BioPandas/biopandas

Stream support for exporting pdbs not working with OTHERS record

Closed this issue · 1 comments

Describe the bug

When trying to export pdb data with ATOM and OTHERS entries using .to_pdb_stream I always get a pandas.errors.IntCastingNaNError (cf. Steps/Code to Reproduce).
As I need to maintain the TER markers in the resulting pdb data, the content of the OTHERS frame is necessary.

When writing directly to a pdb file with .to_pdb there is no such issue. A possible approach in fixing could be an abstract base function for both methods or to specify the desired output (i.e. file or stream) in to_pdb as mentioned in #108

Steps/Code to Reproduce

Example:

from biopandas.pdb import PandasPdb

pdb_df = PandasPdb().fetch_pdb('1ou5')
out_string = pdb_df.to_pdb_stream(records=('ATOM', 'OTHERS'))

Expected Results

Stream containing the specified records in pdb format.

Actual Results

A pandas.errors.IntCastingNaNError stemming from Line 909 in pandas_pdb.py

df.residue_number = df.residue_number.astype(int)
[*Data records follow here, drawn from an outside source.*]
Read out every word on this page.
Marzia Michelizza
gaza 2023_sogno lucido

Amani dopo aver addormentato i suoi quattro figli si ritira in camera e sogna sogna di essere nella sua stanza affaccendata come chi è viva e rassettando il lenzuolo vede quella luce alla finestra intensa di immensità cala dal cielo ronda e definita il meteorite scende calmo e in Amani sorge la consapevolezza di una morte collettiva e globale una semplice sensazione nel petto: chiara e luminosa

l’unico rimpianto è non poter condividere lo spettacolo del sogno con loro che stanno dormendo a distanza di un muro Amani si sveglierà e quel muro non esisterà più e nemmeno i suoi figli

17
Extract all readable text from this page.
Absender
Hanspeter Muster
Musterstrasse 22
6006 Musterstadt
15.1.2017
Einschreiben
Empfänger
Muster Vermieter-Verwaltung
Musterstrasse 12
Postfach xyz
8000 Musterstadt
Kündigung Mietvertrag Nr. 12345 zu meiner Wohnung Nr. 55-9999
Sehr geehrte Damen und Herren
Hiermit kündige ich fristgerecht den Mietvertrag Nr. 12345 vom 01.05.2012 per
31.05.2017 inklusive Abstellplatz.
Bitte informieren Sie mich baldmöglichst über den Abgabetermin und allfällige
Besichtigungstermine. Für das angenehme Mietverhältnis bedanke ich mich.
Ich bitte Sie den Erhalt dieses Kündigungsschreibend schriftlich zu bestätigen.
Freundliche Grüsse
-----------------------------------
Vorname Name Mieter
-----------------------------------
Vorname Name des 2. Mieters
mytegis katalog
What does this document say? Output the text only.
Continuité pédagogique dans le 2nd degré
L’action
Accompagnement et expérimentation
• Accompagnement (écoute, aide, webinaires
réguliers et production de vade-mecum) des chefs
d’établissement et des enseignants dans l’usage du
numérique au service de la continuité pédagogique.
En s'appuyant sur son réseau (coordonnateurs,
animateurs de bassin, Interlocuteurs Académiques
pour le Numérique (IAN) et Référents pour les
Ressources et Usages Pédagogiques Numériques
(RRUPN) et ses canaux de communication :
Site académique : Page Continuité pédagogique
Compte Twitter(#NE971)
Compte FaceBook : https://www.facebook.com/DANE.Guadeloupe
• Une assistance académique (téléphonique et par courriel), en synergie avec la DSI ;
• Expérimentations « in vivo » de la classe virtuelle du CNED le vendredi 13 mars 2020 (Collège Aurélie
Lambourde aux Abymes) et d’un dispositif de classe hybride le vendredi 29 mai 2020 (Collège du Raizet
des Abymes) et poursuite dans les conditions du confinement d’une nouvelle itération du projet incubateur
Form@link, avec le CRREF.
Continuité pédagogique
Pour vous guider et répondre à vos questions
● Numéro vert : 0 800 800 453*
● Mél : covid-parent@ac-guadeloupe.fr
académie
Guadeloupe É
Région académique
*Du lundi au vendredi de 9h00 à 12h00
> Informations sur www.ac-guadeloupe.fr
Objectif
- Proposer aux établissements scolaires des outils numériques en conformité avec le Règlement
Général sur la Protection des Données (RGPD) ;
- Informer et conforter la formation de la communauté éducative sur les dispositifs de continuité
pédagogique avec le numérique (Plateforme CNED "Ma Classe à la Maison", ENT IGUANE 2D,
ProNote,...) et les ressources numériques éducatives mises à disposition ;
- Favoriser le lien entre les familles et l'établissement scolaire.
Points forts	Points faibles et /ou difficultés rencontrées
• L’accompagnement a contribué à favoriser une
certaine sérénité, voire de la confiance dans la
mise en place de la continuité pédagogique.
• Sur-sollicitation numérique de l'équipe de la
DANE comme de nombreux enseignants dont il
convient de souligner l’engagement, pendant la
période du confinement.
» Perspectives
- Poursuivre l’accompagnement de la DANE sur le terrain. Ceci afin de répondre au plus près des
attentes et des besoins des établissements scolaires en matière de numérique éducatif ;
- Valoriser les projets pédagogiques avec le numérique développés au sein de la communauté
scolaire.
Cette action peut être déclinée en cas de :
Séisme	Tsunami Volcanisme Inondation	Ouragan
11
which is executed on the entire concatenated DataFrame.
As the OTHERS frame doesn't contain residue number entries, these cells are always NaN after concatenating.

Versions

biopandas 0.5.0dev
Linux-5.4.0-91-generic-x86_64-with-glibc2.31
Python 3.10.12 | packaged by conda-forge | (main, Jun 23 2023, 22:40:32) [GCC 12.3.0]
Scikit-learn 1.3.0
NumPy 1.23.5
SciPy 1.11.1

Hi @gate-tec thanks for raising.

I think we should switch this to: pd.to_numeric(df.residue_number, errors='corce') and subsequently strip the NaNs. What do you think?